Let's suppose, for the purpose of demonstration, that your archive consists of the DocumentRoot
:
/usr/local/etc/httpd/htdocs
And beneath DocumentRoot
, you have a subdirectory:
/usr/local/etc/httpd/htdocs/test1
Now assume that there exists, for DocumentRoot
, an entry in the access.conf file that looks something like this:
<Directory /usr/local/etc/httpd/htdocs> AuthType Basic AuthName PasswordAdmin AuthUserFile /usr/local/etc/httpd/conf/.htpasswd AccessFileName .myhtaccess AddType text/html .shtml Options Indexes SymLinksIfOwnerMatch IncludesNOEXEC AllowOverride AuthConfig FileInfo Indexes Limit </Directory>
This entry allows any directory beneath DocumentRoot
to have its own .privaccess files, which can then override any of the directives specified for DocumentRoot
except the Options
directive, which we don't want to let anyone specify beyond what is already allowed. Note that the Options
directive is already used to turn on the automatic directory indexes (when index.html doesn't exist) and to follow symlinks if the owner of the symlink and what it points to match, as well as allowing server-side includes, but not the #exec
and #include
directives within server-side includes files.
Now, assume that the directory test1 has some proprietary or confidential information within it. You could assure that nothing is left to chance by configuring its directory entry in the global access.conf to disallow any overrides or options, like this:
<Directory /usr/local/etc/httpd/htdocs/test1> AllowOverride None Options None <Limit GET POST> require valid-user </Limit> </Directory>
Note that we also specify here that any access to this directory also be validated from the valid users in the AuthUserFile
, inherited from the directives for DocumentRoot
. We'll look more at user/group authentication in a bit.
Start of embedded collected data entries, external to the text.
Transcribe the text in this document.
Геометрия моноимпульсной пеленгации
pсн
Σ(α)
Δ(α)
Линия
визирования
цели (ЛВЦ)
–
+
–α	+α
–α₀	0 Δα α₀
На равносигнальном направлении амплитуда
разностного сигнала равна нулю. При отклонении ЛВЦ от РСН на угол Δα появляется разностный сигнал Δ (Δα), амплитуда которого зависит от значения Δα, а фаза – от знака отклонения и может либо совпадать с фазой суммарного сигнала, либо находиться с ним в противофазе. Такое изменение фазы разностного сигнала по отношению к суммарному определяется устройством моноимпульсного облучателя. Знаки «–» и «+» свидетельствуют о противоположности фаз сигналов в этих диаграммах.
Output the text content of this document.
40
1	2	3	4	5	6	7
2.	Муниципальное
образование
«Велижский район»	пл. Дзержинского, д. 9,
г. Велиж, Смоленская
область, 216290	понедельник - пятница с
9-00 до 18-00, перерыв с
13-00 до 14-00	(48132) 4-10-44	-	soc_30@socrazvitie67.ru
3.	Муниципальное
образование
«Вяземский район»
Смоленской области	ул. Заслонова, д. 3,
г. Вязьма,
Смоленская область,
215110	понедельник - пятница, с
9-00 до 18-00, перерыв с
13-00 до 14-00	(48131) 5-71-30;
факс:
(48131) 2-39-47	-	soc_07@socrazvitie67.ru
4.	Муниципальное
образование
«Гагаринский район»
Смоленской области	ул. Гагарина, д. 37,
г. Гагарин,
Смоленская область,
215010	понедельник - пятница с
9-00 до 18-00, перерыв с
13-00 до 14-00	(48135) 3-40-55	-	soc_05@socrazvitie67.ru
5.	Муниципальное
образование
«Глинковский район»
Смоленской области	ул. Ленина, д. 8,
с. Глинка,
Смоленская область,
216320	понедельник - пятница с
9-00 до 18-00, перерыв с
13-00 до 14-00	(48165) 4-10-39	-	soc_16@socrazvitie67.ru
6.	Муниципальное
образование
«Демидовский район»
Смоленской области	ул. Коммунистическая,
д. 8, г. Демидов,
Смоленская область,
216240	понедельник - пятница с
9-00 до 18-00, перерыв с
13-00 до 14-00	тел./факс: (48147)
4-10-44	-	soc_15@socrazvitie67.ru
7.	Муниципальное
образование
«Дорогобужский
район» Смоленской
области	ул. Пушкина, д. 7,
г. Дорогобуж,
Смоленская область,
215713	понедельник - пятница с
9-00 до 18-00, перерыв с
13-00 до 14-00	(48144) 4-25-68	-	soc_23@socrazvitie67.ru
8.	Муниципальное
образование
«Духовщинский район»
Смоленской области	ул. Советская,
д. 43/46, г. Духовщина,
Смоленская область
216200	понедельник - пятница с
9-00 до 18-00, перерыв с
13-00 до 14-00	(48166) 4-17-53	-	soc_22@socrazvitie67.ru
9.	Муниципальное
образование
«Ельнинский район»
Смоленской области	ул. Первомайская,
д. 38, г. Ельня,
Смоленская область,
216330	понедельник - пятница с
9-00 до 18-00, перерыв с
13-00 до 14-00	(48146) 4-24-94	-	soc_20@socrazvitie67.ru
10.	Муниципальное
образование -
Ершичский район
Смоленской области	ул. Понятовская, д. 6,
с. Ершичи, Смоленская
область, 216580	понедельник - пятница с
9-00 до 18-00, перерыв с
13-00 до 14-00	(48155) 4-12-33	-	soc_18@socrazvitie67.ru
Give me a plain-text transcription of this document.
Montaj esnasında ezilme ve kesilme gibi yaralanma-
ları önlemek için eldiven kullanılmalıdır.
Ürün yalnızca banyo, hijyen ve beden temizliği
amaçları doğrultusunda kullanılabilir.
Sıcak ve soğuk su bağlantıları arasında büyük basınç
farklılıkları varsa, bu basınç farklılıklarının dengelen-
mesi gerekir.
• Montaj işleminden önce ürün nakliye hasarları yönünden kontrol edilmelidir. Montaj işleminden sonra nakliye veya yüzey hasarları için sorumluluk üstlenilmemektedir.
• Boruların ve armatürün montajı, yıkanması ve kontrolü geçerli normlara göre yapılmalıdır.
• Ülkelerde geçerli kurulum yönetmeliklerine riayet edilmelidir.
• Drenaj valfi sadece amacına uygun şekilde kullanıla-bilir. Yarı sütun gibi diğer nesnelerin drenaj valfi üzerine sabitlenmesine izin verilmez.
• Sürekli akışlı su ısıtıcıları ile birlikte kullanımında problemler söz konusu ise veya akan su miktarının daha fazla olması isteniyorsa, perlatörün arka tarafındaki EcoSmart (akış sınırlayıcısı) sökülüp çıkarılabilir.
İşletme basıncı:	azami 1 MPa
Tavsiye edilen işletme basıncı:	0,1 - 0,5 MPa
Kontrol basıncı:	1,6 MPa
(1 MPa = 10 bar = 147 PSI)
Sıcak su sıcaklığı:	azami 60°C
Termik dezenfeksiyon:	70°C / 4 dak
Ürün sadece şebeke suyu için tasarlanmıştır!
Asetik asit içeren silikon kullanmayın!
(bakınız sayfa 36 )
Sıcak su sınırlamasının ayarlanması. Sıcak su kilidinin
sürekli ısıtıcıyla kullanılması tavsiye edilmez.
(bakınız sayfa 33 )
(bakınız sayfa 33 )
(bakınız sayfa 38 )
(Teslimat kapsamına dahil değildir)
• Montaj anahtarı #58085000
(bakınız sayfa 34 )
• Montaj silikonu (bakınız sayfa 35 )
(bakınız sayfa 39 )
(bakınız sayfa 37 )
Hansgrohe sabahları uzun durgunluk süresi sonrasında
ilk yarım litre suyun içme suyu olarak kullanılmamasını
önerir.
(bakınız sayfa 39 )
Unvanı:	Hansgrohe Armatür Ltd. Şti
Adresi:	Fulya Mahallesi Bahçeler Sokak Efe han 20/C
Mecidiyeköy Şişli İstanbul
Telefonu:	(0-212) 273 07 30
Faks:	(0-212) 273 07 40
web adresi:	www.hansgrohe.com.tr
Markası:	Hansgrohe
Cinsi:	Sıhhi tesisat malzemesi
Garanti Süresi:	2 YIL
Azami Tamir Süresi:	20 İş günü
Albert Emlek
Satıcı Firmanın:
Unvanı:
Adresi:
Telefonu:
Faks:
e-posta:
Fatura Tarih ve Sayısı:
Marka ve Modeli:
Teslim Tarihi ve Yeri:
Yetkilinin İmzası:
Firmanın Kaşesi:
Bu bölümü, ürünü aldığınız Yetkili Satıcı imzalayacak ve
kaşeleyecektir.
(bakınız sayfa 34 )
You can use Perl and the HTTPD modules to verify that your access configurations for any given file in the archive are what you expect them to be. Here we'll modify our previous script to give us some additional information on the configuration directives for each directory specified in access.conf:
use HTTPD::Config; require "stat.pl"; $conf = `/usr/local/etc/httpd/conf'; @files = qw(httpd.conf srm.conf access.conf); $V= new HTTPD::Config (SERVER => Apache, SERVER_ROOT => $conf, FILES => [@files]); print "Userid: ", $V->user,"\n"; print "Group: ", $V->group,"\n"; print "Administrator is: ", $V->server_admin,"\n"; print "Running at port: ", $V->port,"\n"; print "Access filename: ",$V->access_file_name,"\n"; print "User Directory: ", $V->user_dir,"\n"; print "Global Types:\t", join("\n\t\t",$V->add_type),"\n"; print "\n\n"; foreach $dir (keys %{$V->{`Directory'}}){ print "Options for Directory: $dir\n"; while(($opt,$val) = each %{$V->{`Directory'}{$dir}{`OPTIONS'}}){ print "\t",$opt, " : ", @{$val},"\n"; } print "\tLimit: @{$V->{Directory}{$dir}{LIMIT}{METHODS}}\n"; while(($key,$val) = each %{$V->{Directory}{$dir}{LIMIT}{OPTIONS}}) { print "\t\t$key = @{$val}\n"; } print "\n"; } # rudimentary permissions checking $webuser = (getpwnam($V->user))[2]; opendir(ROOT,$V->server_root); @files = grep(!/\.\.?/,readdir(ROOT)); closedir(ROOT); foreach $f (@files){ @s = Stat($V->server_root."/$f"); if($s[$ST_UID] == $webuser){ print "Warning: ",$V->server_root,"/$f is owned by ", $V->user,"\n\n"; } if($f eq "httpd"){ if(($s[$ST_MODE] != 0100700) or ($s[$ST_UID] != 0)){ print "\tWarning: ",$V->server_root,"/httpd may have\n"; print "\tpermission problems. Recommend root ownership\n"; print "\tand readable, writable and executable only by\n"; print "\troot user\n"; } } }
Note that we added a few lines to the foreach
loop, which loops over the <Directory>
entries in access.conf, to tell us about any <Limit>
directives and how they're configured. Now when we run the script against our existing hierarchy, we get the following output:
Userid: nobody Group: nogroup Administrator is: [email protected] Running at port: 80 Access filename: .privaccess User Directory: public_html Global Types: text/html .shtml Options for Directory: /usr/local/etc/httpd/cgi-bin Options : None AllowOverride : None Limit: Options for Directory: /usr/local/etc/httpd/htdocs/test1 Options : None AllowOverride : None Limit: GET POST require = valid-user Options for Directory: /usr/local/etc/httpd/htdocs PerlHandler : main::handler AddType : text/html .shtml Options : Indexes SymLinksIfOwnerMatch IncludesNOEXEC AllowOverride : AuthConfig FileInfo Indexes Limit Limit:
The <Limit>
options for the test1 directory are now specified.